Always wanting to make her children happy,
willing to give all that she has to each one of us.
Willing to sacrifice her own wants to help us attain ours.
With that being said, I love my mom, no matter how cliché it my sound, I love my mom.

is there a way to fix something that could have been the sweetest?
or is it all too late?
someday i hope to figure this out.

'For one human being to love another: that is perhaps the most difficult of our tasks; the ultimate, the last test and proof, the work for which all other work is but preparation.'


For the first time in 4 four years I am jumping forward into the unknown. I know what is most important. I know what I want in life and I am getting it. Those times when I feel weak, when I feel sad, when I long for what I once had, I cannot allow those things to affect me any longer. I find comfort in the scriptures, especially in 2 Corinthians 12:7-11. Our weaknesses, our trials, they make us stronger, they humble us so that we turn to the Lord and in turn become stronger than we ever have been. I have faith that this mission will turn me into a better person. That I will be blessed for it in all aspects of my life. I have faith that I will land back on my feet, or even better, back in the hawaiian ocean.
today, im feeling a little blue.

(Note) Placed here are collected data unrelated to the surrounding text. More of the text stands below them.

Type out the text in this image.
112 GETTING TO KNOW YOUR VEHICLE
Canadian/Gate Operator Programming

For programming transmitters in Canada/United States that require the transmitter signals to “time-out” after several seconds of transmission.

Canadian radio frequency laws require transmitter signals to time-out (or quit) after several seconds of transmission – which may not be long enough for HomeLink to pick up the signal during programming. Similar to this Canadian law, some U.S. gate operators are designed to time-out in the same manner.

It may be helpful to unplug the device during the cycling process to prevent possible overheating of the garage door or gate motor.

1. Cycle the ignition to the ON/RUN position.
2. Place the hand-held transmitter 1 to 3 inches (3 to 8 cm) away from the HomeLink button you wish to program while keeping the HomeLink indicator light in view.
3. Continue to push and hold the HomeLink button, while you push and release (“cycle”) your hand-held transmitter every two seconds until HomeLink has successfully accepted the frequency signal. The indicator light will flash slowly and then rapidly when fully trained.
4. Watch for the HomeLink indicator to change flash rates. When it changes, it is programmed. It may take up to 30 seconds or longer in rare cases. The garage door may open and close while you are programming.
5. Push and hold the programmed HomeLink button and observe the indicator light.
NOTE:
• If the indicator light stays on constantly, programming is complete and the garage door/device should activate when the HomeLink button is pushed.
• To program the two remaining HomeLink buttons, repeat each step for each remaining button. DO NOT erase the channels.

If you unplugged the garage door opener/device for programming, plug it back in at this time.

I guess I am feeling a lot a bit blue.
need to hang in there.

And Just a side note for me to remember:

I gave all I had, I was open and wanted it to last.
I was told no. I was told to leave. I wasnt good enough.
Priorities were different from what they should have been.
I was always waiting, waiting for a call.


Don't blame me
I have to stay focused. I have to continue on in this journey no matter how scared or insecure I may feel. No matter how much I long for my home in hawaii and my friends there. I have always had the tendency to give up, BUT, not this time, because I know this is what i need to to do, for me, for the people in Washington DC, and for the Lord. I never have thought of myself as being good enough to serve a mission, because i have made so many mistakes, but it is time to put the past in the past and remember that with the lord on my side, i will succeed, I will grow, I will be blessed. I know the gospel is true and I cant deny it. so here it goes, me, no longer lingering on the past but looking to the future and the growth Im about to experience.